Действительно ли Дюма был шутом? Вся Франция смеялась над невероятными историями, которые он выдумывал ради собственного удовольствия.

Да, Дюма развлекал Францию, но какая участь ждала в итого всего этого его внебрачного сына?

Даже в глубокой старости Дюма-сын не мог без содрогания вспоминать о годах, проведённых в коллеже, и это заставляло его сразу менять тему разговора. Самый пространный намёк на это содержится в одном абзаце его письма Кювилье-Флёри, наставнику принцев из Орлеанской фамилии.
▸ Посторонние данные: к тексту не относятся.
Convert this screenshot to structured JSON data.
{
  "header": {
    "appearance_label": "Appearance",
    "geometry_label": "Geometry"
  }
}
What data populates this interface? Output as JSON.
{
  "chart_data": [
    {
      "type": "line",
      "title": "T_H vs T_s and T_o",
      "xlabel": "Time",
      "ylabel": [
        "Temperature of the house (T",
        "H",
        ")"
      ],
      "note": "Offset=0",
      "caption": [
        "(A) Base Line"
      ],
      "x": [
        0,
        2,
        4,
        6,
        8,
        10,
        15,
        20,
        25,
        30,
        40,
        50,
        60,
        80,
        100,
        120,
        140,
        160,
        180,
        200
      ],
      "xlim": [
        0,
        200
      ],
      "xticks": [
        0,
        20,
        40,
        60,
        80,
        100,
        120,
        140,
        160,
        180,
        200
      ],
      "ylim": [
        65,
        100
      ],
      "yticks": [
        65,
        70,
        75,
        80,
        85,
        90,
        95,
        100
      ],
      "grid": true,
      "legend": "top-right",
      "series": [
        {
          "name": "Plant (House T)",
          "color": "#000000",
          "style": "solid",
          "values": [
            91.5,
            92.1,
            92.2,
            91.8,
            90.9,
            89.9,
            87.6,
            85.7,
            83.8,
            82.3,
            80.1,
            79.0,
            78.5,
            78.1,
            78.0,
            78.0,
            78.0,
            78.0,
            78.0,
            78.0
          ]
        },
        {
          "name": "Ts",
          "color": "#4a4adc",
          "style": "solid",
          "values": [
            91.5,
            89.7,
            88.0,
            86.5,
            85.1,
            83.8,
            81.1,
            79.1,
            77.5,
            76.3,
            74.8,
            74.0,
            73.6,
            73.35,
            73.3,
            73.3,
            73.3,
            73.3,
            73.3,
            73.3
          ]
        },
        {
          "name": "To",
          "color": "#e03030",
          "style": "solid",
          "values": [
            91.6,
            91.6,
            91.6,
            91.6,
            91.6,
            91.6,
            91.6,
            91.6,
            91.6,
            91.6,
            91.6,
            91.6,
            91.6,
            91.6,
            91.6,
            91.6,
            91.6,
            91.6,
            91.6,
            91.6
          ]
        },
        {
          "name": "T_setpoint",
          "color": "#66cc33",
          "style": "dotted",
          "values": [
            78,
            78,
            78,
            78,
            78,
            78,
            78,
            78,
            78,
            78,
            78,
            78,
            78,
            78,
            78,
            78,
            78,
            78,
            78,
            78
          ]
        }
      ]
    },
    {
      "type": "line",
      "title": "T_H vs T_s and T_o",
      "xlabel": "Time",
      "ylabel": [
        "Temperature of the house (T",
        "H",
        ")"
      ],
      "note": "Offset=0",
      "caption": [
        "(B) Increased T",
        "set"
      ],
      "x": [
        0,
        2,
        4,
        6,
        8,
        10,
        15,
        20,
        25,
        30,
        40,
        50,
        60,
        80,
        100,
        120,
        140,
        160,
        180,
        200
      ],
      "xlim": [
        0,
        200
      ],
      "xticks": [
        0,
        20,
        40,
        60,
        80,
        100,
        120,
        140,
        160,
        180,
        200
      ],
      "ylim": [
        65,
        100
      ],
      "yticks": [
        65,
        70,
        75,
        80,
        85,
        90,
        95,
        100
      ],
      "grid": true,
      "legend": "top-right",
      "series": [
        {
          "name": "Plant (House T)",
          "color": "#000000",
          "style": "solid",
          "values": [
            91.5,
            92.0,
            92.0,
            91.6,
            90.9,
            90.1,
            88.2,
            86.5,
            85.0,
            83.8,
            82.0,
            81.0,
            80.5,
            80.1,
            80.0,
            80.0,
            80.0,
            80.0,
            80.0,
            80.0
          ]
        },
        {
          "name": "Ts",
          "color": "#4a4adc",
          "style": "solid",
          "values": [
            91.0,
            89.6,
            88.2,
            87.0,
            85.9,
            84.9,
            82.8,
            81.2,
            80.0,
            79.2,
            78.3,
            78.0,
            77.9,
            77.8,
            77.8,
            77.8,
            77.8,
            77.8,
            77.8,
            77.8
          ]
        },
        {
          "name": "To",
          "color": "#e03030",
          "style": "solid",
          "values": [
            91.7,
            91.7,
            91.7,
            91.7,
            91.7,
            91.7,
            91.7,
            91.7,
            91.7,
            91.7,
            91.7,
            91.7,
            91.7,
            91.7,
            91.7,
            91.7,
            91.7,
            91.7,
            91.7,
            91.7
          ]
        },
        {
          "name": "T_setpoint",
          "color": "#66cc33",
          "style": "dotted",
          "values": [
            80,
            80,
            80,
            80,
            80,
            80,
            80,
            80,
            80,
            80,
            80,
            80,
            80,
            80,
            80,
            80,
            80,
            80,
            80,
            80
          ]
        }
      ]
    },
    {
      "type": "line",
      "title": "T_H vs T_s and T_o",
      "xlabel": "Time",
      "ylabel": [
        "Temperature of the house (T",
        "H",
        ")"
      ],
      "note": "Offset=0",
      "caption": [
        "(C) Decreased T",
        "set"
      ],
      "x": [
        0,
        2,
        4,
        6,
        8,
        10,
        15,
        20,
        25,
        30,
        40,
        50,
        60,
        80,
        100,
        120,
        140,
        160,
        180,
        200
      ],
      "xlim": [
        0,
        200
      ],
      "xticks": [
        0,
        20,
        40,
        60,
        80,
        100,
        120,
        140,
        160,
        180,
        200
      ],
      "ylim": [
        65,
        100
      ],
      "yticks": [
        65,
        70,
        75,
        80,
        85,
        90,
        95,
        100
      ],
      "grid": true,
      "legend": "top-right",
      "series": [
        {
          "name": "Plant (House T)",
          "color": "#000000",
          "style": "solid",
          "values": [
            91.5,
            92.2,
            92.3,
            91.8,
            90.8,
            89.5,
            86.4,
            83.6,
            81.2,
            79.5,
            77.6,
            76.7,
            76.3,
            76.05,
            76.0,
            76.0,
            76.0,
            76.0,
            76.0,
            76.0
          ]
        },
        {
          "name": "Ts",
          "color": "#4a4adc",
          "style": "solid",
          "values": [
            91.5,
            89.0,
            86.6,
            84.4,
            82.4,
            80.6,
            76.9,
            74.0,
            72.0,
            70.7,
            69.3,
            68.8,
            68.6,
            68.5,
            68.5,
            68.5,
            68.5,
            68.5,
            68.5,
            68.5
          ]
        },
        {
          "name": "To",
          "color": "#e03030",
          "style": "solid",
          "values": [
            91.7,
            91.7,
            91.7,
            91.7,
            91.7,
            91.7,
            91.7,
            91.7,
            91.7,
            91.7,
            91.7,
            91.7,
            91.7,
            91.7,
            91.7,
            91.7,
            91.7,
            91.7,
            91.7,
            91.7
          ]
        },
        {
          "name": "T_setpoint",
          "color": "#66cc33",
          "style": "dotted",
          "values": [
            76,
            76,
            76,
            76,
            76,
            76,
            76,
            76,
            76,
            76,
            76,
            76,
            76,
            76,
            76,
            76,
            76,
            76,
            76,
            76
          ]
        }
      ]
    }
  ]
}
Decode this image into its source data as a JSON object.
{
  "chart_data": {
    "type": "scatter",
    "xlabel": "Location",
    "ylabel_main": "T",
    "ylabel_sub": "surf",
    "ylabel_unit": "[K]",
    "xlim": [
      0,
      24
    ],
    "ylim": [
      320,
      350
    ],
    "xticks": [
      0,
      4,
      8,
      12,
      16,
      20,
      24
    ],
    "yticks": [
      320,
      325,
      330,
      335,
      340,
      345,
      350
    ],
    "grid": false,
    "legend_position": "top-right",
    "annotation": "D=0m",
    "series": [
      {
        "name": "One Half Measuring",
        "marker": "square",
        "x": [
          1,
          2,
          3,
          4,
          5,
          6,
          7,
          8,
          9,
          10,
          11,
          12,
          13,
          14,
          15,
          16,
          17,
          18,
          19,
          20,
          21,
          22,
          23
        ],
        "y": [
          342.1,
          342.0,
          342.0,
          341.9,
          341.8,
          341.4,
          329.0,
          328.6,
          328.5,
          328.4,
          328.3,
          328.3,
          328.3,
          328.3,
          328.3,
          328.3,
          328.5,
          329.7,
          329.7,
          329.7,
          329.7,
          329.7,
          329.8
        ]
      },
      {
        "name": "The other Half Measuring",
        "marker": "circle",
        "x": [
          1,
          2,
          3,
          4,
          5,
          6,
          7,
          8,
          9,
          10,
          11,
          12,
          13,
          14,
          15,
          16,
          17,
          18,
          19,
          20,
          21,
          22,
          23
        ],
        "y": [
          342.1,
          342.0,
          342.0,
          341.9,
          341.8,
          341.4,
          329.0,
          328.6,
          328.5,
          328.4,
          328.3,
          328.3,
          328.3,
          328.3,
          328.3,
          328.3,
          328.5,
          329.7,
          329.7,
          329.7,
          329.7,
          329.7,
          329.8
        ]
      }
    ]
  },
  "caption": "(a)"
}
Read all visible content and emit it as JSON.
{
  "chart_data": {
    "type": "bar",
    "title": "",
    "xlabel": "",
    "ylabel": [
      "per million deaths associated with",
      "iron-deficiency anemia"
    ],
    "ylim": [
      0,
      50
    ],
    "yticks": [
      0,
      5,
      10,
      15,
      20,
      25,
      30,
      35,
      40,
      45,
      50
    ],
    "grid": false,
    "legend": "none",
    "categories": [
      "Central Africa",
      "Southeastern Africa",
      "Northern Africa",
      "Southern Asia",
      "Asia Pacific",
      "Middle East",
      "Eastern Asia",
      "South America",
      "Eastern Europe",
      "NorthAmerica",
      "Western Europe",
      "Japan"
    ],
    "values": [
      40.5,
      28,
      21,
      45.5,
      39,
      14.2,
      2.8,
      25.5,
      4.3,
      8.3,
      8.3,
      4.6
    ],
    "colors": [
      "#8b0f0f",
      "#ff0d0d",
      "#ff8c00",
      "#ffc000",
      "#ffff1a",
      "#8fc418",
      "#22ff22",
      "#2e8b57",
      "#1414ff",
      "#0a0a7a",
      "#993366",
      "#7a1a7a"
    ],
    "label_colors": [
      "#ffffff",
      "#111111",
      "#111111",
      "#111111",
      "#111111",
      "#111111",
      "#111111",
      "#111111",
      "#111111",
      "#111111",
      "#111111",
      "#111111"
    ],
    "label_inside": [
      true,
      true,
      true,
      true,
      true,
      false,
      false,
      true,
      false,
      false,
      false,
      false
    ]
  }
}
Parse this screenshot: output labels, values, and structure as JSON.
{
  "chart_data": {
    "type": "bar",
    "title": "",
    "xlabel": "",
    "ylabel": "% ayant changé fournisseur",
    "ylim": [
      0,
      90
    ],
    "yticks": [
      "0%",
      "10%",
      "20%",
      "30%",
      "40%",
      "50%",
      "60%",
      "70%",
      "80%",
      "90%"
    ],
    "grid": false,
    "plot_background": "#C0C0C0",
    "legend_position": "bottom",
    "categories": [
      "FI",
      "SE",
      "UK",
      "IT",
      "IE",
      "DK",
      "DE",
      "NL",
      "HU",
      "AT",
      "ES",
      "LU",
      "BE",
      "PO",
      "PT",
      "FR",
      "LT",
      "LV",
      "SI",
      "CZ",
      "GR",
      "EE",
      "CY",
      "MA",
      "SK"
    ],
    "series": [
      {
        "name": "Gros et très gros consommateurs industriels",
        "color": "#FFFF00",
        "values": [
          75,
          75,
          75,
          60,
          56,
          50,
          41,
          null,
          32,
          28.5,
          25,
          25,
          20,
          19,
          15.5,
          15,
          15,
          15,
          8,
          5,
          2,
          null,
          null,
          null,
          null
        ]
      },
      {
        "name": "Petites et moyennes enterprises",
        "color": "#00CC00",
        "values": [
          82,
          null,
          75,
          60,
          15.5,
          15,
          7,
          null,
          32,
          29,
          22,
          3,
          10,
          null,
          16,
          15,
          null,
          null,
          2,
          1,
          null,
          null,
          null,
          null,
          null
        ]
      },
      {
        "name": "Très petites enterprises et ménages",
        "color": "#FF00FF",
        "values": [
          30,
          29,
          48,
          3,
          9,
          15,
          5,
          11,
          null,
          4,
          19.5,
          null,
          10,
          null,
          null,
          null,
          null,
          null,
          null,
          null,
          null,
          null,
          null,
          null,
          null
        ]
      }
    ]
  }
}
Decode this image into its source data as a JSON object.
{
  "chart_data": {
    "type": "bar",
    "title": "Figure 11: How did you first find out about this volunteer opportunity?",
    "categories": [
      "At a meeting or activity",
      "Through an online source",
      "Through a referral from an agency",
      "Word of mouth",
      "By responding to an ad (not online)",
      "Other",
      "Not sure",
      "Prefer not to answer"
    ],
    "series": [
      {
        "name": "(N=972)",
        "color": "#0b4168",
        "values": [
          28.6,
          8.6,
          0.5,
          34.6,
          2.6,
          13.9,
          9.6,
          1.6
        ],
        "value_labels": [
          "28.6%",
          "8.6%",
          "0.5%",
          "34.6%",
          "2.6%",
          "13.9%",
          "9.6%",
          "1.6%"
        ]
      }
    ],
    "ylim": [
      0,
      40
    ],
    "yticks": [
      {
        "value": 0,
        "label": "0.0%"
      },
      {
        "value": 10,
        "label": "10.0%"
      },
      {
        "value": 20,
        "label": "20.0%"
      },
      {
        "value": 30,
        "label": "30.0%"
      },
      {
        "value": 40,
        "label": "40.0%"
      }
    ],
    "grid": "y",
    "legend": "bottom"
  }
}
«Меня постоянно дразнили, — пишет он, — на меня сыпались оскорбления. Не проходило дня, чтобы я не ввязывался в одну или несколько драк, хотя неизменно оказывался побитым. Не было дня, когда моё тело не было бы в болезненных синяках. Я впал в отчаяние. Я перестал расти. Я был слабым, болезненным, меня не интересовали ни игры, ни учёба. Но тем не менее я не сдавался и ни слова не говорил об этом моим родителям. Моей матери это могло бы показаться упрёком. Мой отец усмотрел бы в моих жалобах признак слабости. Мне приходилось страдать молча и искать утешения в уверенности, что так не может продолжаться до самой моей смерти».

Чтобы понять приведённые слова и другие беглые намёки Дюма-сына на эти тягостные годы, давайте приглядимся к самому коллежу.

Представьте себе похожие на казармы трёхэтажные квадратные строения — когда-то они были отделаны белым искусственным мрамором, но с годами он облупился, — которые окаймляют двор, замощённый неровной брусчаткой. Посреди двора железная колонка в окружении луж стоячей, грязной воды. Здание могло бы сойти за тюрьму, но это был коллеж для мальчиков.

Директор Проспер-Парфэ Губо считал себя в некоем роде журналистом, потому что изредка пописывал статьи под псевдонимом Пьер Обри. Он также был в некотором роде драматургом и под псевдонимом Дино принимал участие в создании мелодрамы «Тридцать лет, или Жизнь игрока», на долю которой в девятнадцатом веке досталось больше всего аплодисментов. И ещё он подарил Дюма-отцу идею пьесы, которую тот превратил в «Ричарда Дарлингтона».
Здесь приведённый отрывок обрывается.